A little on the other bouncers in this place. Some were like me, just college kids making some extra money and not looking for trouble and then there were the hard-asses. I mean these guys LOVED bouncing. Would actually start shit because they loved fighting. This club would have a shitload of fights without these guys but these assholes just made it worse. Some are in jail now.
There were fights aplenty. Crazy, stupid fights. I mean there I am, sitting on one of the huge speakers, trying to see how many cigarettes I can smoke in a 6 hour period and having the occasional drink, and all of a sudden some guy punches (not slaps, punches) a girl 5 feet in front of my face. Jerkoff central.
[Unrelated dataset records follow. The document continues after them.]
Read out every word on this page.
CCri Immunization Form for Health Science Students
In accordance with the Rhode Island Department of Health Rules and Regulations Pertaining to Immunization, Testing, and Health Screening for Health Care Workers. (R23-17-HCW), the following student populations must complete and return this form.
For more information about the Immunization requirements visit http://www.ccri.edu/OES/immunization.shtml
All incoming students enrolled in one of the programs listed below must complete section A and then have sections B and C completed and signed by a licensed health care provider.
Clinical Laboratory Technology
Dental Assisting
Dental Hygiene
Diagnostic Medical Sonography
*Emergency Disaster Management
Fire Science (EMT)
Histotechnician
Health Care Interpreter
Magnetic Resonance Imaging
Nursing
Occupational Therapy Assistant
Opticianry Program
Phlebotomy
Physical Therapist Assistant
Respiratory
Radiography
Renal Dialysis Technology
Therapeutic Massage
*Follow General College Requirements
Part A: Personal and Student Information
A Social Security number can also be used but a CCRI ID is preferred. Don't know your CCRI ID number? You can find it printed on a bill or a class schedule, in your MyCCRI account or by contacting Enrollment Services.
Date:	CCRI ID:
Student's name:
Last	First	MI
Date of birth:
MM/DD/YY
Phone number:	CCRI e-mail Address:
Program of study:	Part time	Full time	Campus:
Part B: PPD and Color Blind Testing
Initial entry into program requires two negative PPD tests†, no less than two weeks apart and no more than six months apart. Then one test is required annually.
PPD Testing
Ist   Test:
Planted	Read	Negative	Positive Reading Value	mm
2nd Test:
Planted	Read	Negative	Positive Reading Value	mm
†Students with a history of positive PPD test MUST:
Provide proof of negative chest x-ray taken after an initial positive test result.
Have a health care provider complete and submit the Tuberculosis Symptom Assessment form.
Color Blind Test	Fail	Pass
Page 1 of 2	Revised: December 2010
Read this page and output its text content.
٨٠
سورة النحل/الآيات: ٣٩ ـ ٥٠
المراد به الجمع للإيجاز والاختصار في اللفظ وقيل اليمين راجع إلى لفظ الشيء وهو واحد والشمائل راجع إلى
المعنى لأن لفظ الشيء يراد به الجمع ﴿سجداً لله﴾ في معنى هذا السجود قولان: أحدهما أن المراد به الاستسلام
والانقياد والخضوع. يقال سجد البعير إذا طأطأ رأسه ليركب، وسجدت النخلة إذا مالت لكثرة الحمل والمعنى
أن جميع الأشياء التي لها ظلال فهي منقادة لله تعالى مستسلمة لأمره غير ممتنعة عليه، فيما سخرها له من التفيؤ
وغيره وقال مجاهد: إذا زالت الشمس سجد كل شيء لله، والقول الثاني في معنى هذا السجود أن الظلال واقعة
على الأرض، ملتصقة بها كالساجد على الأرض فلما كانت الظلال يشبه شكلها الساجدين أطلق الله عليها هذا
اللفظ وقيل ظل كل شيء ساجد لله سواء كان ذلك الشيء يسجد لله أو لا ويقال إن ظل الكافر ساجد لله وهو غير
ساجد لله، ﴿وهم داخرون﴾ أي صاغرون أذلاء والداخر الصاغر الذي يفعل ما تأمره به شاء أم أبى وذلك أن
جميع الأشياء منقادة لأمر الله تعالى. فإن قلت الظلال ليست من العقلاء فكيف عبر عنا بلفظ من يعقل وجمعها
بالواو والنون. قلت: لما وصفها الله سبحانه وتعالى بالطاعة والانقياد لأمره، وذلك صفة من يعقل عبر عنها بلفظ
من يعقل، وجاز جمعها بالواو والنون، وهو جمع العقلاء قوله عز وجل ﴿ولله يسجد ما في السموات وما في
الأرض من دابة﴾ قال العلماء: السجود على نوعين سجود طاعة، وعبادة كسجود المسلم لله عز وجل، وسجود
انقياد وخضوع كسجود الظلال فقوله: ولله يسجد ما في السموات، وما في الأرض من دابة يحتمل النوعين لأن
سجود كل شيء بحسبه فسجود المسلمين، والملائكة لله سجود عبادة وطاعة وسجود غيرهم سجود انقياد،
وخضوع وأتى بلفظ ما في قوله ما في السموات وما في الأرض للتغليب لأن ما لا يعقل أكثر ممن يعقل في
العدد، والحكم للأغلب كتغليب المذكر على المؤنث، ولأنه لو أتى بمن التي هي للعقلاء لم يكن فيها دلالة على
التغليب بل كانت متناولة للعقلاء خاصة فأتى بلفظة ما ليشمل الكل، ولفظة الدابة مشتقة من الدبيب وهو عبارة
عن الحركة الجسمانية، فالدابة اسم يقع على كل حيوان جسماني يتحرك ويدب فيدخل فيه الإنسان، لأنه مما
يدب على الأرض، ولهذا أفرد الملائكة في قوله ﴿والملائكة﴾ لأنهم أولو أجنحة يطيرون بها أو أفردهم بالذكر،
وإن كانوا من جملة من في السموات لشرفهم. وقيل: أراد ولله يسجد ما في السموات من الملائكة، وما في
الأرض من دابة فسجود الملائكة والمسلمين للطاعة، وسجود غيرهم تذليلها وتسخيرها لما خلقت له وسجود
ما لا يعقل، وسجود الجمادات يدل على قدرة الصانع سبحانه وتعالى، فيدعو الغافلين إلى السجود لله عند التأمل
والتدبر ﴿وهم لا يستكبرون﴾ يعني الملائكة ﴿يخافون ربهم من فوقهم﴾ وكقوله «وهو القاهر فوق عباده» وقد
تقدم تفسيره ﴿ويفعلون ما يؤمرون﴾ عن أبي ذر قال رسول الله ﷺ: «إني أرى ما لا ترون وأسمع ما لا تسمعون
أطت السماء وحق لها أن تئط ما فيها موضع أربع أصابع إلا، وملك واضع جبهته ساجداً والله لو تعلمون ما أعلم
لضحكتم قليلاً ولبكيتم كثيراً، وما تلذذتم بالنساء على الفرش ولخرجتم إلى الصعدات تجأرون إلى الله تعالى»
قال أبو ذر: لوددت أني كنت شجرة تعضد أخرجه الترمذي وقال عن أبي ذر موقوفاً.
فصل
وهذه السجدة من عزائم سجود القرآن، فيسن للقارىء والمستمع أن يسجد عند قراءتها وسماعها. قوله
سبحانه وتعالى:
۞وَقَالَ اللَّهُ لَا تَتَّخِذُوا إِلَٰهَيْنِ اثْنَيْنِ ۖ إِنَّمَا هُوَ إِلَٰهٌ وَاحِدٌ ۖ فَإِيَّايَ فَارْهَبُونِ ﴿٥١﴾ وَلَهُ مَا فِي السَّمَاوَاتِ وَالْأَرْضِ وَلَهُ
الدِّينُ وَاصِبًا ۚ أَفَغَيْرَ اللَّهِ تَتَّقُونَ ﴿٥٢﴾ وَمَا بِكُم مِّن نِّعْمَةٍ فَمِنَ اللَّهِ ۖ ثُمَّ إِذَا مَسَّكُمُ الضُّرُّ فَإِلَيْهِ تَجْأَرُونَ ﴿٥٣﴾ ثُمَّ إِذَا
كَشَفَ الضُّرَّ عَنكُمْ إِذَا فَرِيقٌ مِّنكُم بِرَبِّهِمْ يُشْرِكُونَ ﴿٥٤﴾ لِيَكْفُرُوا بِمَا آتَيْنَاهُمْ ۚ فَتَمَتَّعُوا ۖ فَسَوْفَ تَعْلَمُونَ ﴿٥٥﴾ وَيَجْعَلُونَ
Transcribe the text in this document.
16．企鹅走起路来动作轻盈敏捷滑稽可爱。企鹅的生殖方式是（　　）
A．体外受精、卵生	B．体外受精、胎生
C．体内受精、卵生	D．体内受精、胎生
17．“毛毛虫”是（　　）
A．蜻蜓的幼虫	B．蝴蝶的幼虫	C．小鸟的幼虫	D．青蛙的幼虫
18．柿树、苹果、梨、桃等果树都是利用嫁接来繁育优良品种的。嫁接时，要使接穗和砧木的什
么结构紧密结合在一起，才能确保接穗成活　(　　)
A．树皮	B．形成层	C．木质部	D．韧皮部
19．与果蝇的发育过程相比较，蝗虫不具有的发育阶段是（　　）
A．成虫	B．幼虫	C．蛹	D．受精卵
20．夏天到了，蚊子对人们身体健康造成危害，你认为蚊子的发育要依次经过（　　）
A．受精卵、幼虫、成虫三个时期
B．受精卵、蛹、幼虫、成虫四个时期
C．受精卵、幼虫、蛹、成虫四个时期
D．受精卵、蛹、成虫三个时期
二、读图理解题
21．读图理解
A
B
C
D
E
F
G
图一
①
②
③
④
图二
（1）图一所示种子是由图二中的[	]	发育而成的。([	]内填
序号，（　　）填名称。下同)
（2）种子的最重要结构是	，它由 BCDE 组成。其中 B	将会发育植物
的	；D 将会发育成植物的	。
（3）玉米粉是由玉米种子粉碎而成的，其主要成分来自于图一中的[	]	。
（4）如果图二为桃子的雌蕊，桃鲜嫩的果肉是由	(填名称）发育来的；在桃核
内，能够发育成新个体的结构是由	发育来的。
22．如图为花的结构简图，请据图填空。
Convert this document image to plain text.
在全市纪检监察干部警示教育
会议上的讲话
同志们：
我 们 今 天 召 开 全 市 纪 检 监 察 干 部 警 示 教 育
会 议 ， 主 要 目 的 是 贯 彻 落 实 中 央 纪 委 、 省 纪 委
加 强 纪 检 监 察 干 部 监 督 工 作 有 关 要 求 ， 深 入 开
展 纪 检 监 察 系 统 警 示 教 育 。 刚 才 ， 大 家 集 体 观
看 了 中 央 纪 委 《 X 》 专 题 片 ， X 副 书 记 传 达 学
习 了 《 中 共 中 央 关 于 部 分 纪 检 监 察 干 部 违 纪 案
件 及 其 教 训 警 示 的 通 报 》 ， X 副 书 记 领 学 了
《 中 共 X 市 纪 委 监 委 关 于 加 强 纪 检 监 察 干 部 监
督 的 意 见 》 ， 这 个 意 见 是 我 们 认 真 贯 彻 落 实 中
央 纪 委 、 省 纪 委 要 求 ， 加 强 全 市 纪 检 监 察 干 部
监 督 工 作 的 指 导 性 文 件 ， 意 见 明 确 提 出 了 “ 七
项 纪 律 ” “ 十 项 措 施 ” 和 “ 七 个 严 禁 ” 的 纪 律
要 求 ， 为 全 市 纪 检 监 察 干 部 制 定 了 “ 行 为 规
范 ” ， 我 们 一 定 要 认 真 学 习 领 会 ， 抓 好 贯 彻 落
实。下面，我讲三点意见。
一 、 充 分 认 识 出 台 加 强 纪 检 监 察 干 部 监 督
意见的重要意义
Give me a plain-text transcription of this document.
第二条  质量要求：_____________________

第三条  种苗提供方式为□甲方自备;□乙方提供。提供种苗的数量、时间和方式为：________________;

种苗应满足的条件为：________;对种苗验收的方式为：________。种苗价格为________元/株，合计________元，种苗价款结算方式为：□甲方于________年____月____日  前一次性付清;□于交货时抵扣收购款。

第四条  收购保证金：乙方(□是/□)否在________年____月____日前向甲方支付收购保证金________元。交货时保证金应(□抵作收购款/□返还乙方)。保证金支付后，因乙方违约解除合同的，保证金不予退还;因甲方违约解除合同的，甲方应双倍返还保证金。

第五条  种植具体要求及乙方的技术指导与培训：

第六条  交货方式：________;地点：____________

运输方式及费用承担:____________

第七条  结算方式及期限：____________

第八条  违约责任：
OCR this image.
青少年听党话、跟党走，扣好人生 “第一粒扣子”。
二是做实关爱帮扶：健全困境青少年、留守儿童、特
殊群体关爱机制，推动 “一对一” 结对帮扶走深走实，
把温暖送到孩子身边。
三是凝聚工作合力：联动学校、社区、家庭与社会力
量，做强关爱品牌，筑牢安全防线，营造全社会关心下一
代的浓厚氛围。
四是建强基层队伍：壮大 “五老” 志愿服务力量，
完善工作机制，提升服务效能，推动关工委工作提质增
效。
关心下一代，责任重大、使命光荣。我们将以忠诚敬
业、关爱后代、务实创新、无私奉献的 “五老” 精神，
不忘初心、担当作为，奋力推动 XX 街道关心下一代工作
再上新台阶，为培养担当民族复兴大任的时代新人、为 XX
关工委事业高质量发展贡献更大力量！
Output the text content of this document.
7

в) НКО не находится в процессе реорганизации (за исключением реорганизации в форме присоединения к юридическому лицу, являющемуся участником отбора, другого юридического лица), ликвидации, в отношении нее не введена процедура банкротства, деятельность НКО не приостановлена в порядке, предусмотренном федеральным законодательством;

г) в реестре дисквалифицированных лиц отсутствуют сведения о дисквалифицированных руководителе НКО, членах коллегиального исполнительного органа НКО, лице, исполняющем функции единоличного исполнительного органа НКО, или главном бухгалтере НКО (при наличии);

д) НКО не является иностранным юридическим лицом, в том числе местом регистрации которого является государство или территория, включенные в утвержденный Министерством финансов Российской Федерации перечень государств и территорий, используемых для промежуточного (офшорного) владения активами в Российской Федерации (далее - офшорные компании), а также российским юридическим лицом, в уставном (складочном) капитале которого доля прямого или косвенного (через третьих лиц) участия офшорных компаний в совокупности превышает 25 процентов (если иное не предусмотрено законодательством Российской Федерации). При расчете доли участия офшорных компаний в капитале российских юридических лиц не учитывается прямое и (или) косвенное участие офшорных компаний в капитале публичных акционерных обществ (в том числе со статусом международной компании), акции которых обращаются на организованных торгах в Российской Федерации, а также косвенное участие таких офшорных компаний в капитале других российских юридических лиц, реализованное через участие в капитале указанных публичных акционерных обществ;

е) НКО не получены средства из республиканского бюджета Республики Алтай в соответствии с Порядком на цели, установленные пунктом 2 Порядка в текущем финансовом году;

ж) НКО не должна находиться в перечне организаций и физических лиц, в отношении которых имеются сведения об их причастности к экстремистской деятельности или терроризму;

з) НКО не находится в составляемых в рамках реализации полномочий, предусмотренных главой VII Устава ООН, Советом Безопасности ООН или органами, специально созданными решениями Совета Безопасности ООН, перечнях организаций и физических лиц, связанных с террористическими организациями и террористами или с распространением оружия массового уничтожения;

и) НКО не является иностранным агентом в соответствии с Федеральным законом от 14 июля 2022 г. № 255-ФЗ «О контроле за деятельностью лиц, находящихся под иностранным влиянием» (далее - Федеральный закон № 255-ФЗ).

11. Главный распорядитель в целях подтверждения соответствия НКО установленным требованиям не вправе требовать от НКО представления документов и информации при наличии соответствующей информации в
People would steal tips off the bar, break lamps, throw bottles, harrass women, fight at the slightest provocation, etc. In my time here I learned the most popular pastime in Cleveland is taking steroids and hitting each other over the head with beer bottles. I got a great workout trying to pull bloody meatheads apart. The one huge drawback of this posting was that if something started I had to drag the offending jerkoff all the way across this room, down several flights of stairs, across another big ass room occasionally (depending on which exit we took), and then out the door. Once they were outside the cops can take them but the whole time we're getting them there their friends can join in the fun and we basically fight our way out or just tumble down the stairs.

And I thought getting people to leave the other place was bad. Jesus. At closing time everyone is a friend of the owner's, or the DJ's, or the bartender's, etc.

I only have a few regrets. One of them I can't figure out why I feel bad is this: I remember this shady looking gangbanger that was in the club all night. He was alone and I never saw him with a drink. At the end of the night I saw him walking fast alont the side of the room opposite me and it looked maybe like he had something under his shirt. I was about to go over to grab him and see what's what but it had been a long ass night and I didn't want any more unneccessary confrontation and I convinced myself I was profiling. Sure enough, as soon as he enters the stairway I hear "MY PURSE! SOMEONE STOLE MY PURSE!" I fly across the room and barrel down the stairs knocking people all around. By the time I get downstairs he's gone. I give a description to the cops and talk to the girl. She's beside herself. "My whole life was in there!" Normally I would have thought "Why the fuck were you bringing all that valuable shit in here and if it did have so much money and shit in it, why'd you leave it unattended on a table in a giant club?" But for some reason I still feel bad about it. Funny what sticks with you.

Still, all in all, it was a blast. To quote the guy from Clublife: "Where else, besides law enforcement or the military, can you say to yourself, "I don't like what that person is doing, so I think I'll go choke him," act on the impulse, and get paid for it?" I had a great time and made some great friends (well, Baby on Board, but she's worth at least 3 or 4 regular people).

1 Comments:

At 4:42 PM, Blogger Isabella said...

Your last paragraph summarizes what i was thinking the entire time reading this, which was, "i hate violence. mostly. well, you know, when its bad.
But wouldn't it be fun to be able to get in big fights without the worry of any consequences other than the physical?"

I've never been in a physical fight but every once in a while i think it would feel damn good.